Every month we award a bottle of Glengoyne 10 year old single malt – the finest whisky available to humanity – to a commenter who tickles our fancy…
Blog commenters are quite a rare species, making up a small proportion of a blog’s readers. My guess is that we’re talking a small single figure percentage. At The Dabbler we feel incredibly lucky to have attracted what are surely some of the most generous, knowledgeable and considerate members of this select tribe to be found on the web (I’m a bit taken aback to realise that this really is no exaggeration).
This month’s winner has won before. But he deserves to win again as he represents a sort of platonically ideal blog commenter. He’s very modest too so I won’t embarrass him further. Mr John Halliwell please do enjoy a bottle of this excellent single malt on us.
We could have chosen any one of a number of his comments (as, to be fair, we could do many months). But we thought this one was a gem, sitting atop on one of those Mahlerman Sunday posts that seem to put a crown on the Dabbler week.

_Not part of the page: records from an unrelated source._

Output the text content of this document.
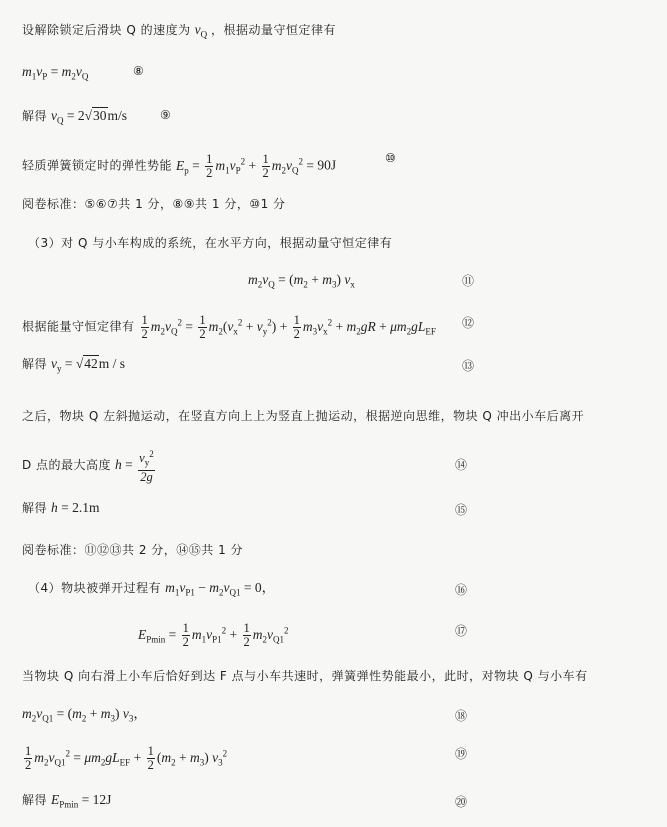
设解除锁定后滑块 Q 的速度为 $v_Q$ ，根据动量守恒定律有
$m_1v_P = m_2v_Q$	⑧
解得 $v_Q = 2√30m/s$	⑨
轻质弹簧锁定时的弹性势能 $E_p = \frac{1}{2} m_1v_P^2 + \frac{1}{2} m_2v_Q^2 = 90J$	⑩
阅卷标准：⑤⑥⑦共 1 分，⑧⑨共 1 分，⑩1 分
（3）对 Q 与小车构成的系统，在水平方向，根据动量守恒定律有
$m_2v_Q = (m_2 + m_3)$ $v_x$	⑪
根据能量守恒定律有 $\frac{1}{2} m_2v_Q^2 = \frac{1}{2} m_2(v_x^2 + v_y^2) + \frac{1}{2} m_3v_x^2 + m_2gR + \mu m_2gL_{EF}$
⑫
解得 $v_y = √42m / s$	⑬
之后，物块 Q 左斜抛运动，在竖直方向上上为竖直上抛运动，根据逆向思维，物块 Q 冲出小车后离开
D 点的最大高度 $h = \frac{v_y^2}{2g}$	⑭
解得 h = 2.1m	⑮
阅卷标准：⑪⑫⑬共 2 分，⑭⑮共 1 分
（4）物块被弹开过程有 $m_1v_{P1} - m_2v_{Q1} = 0$，	⑯
$E_{Pmin} = \frac{1}{2} m_1v_{P1}^2 + \frac{1}{2} m_2v_{Q1}^2$	⑰
当物块 Q 向右滑上小车后恰好到达 F 点与小车共速时，弹簧弹性势能最小，此时，对物块 Q 与小车有
$m_2v_{Q1} = (m_2 + m_3)$ $v_3$，	⑱
$\frac{1}{2} m_2v_{Q1}^2 = \mu m_2gL_{EF} + \frac{1}{2} (m_2 + m_3)$ $v_3^2$	⑲
解得 $E_{Pmin} = 12J$	⑳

As so often, Mahlerman was gently coaxing us to experience music that many of us wouldn’t ordinarily consider spending time with on a weekend afternoon, in this case ‘Machine Music’.

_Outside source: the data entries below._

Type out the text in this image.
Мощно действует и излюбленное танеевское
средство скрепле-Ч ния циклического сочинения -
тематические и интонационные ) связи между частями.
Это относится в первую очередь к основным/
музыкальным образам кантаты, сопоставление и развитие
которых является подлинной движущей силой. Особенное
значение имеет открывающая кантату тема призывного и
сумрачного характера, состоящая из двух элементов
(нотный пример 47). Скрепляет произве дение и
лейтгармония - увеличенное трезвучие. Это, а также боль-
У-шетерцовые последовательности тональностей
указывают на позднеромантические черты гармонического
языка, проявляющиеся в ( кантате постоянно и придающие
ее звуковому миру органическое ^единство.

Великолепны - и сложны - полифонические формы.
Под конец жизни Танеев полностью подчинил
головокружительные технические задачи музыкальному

John, a self-confessed ‘steam engine anorak’ ended his comment by singling out this piece of Arthur Honegger’s (who out-confesses John with this: “I have always loved locomotives passionately…For me they are living creatures and I love them as others love women or horses”):
a well deserved second win for John!
Well I’m glad I didn’t win; the government is now telling me I have to take two days a week off from drinking and the Glengoyne does look damn tempting.
Well done John and very well deserved.
The double!, well done, y’all take care of the liver now.

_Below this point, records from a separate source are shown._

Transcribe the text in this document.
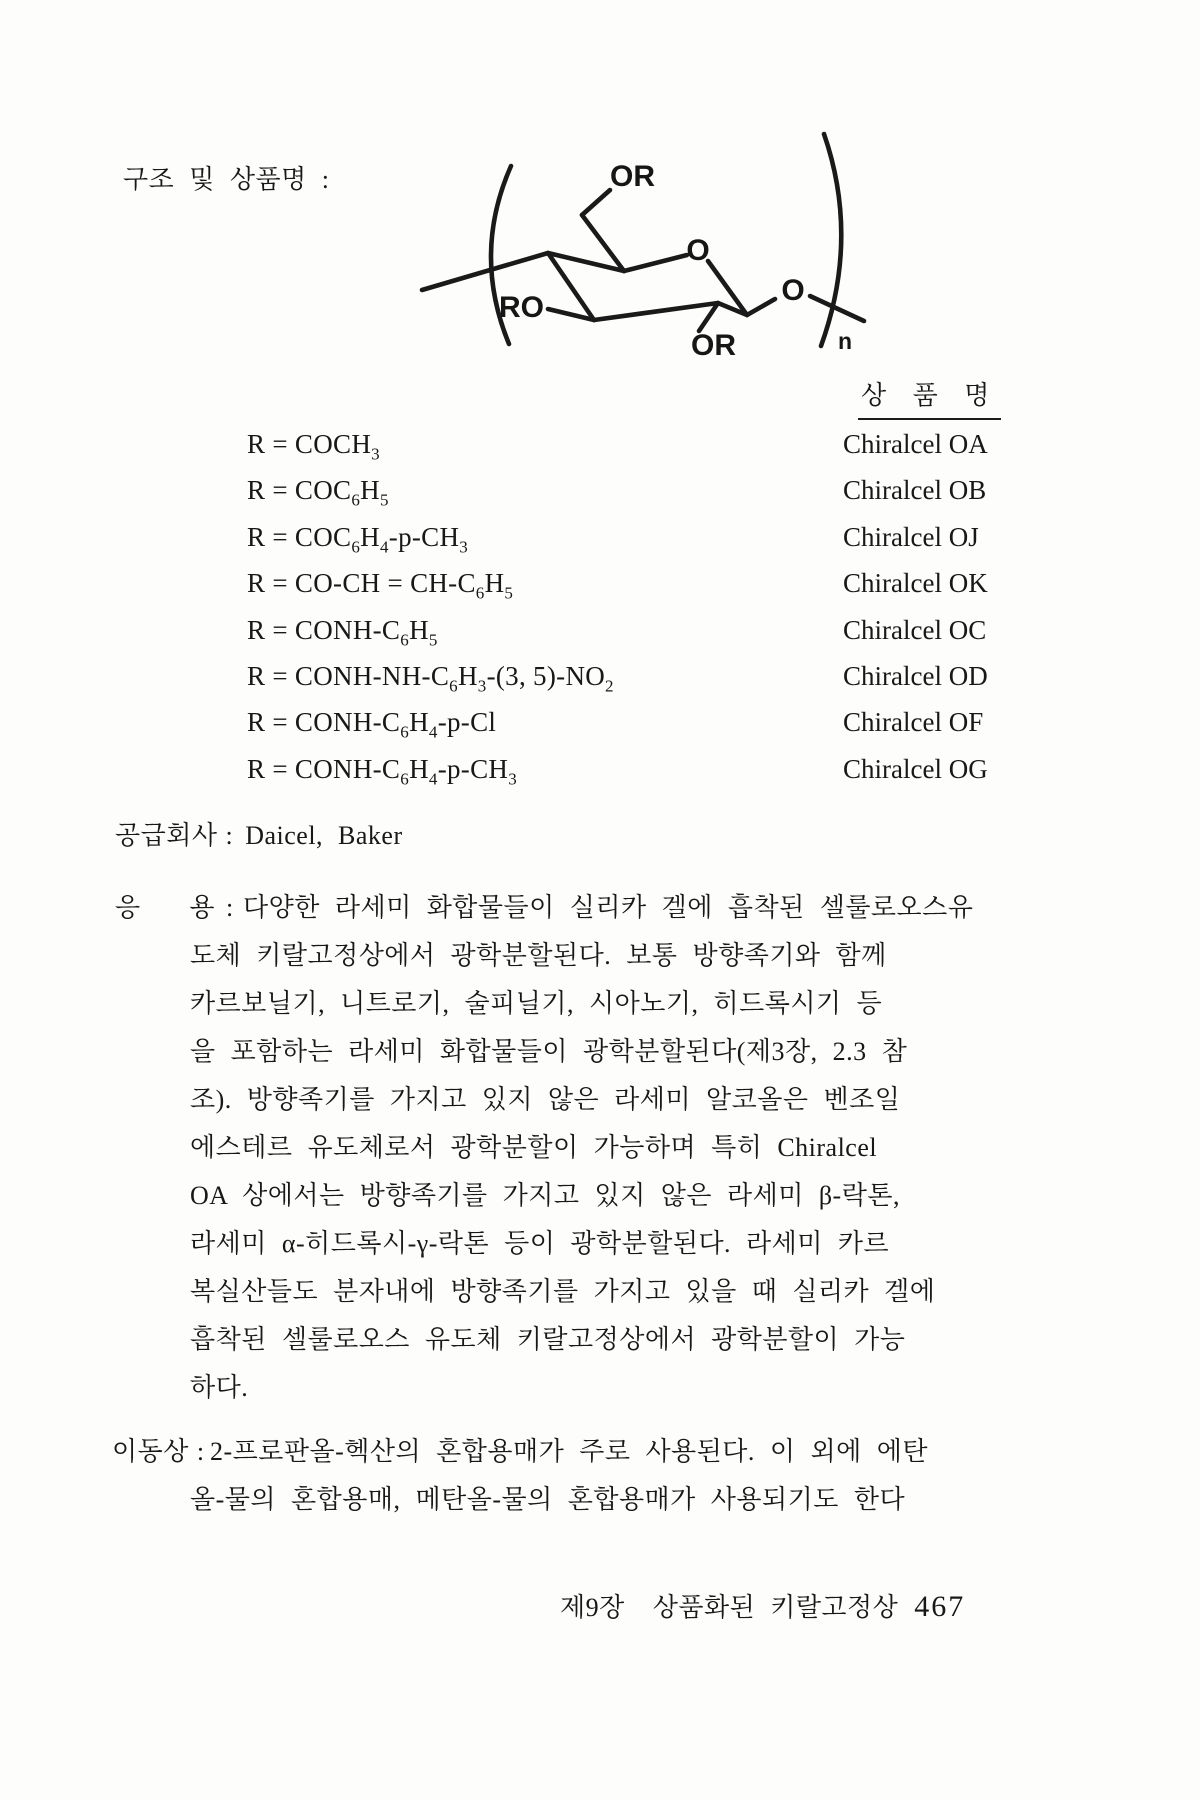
구조 및 상품명 :	OR
O
RO
OR
O
n
상 품 명
$R = COCH_3$	Chiralcel OA
$R = COC_6H_5$	Chiralcel OB
$R = COC_6H_4-p-CH_3$	Chiralcel OJ
$R = CO-CH = CH-C_6H_5$	Chiralcel OK
R = CONH-$C_6H_5$	Chiralcel OC
R = CONH-$NH-C_6H_3-(3$, $5)-NO_2$	Chiralcel OD
R = CONH-$C_6H_4-p-Cl$	Chiralcel OF
R = CONH-$C_6H_4-p-CH_3$	Chiralcel OG
공급회사 : Daicel, Baker
응 용 : 다양한 라세미 화합물들이 실리카 겔에 흡착된 셀룰로오스유
도체 키랄고정상에서 광학분할된다. 보통 방향족기와 함께
카르보닐기, 니트로기, 술피닐기, 시아노기, 히드록시기 등
을 포함하는 라세미 화합물들이 광학분할된다(제3장, 2.3 참
조). 방향족기를 가지고 있지 않은 라세미 알코올은 벤조일
에스테르 유도체로서 광학분할이 가능하며 특히 Chiralcel
OA 상에서는 방향족기를 가지고 있지 않은 라세미 β-락톤,
라세미 α-히드록시-γ-락톤 등이 광학분할된다. 라세미 카르
복실산들도 분자내에 방향족기를 가지고 있을 때 실리카 겔에
흡착된 셀룰로오스 유도체 키랄고정상에서 광학분할이 가능
하다.
이동상 : 2-프로판올-헥산의 혼합용매가 주로 사용된다. 이 외에 에탄
올-물의 혼합용매, 메탄올-물의 혼합용매가 사용되기도 한다
제9장 상품화된 키랄고정상 467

Yes, it was kind of Brit to suggest that I make use of the ‘unique advantages of the blog form’ about yesterday’s post – but a huge contribution is often made to this dialogue by the thoughtful and often penetrating comments that arrive like returning swallows to my inbox, few more incisive than those by JH – what a pity we cannot enjoy the malt together, but the ‘mystery’ of blogging needs to be maintained, I feel…….
Many thanks, Dabblers; I’m delighted to have won. Long live The Dabbler!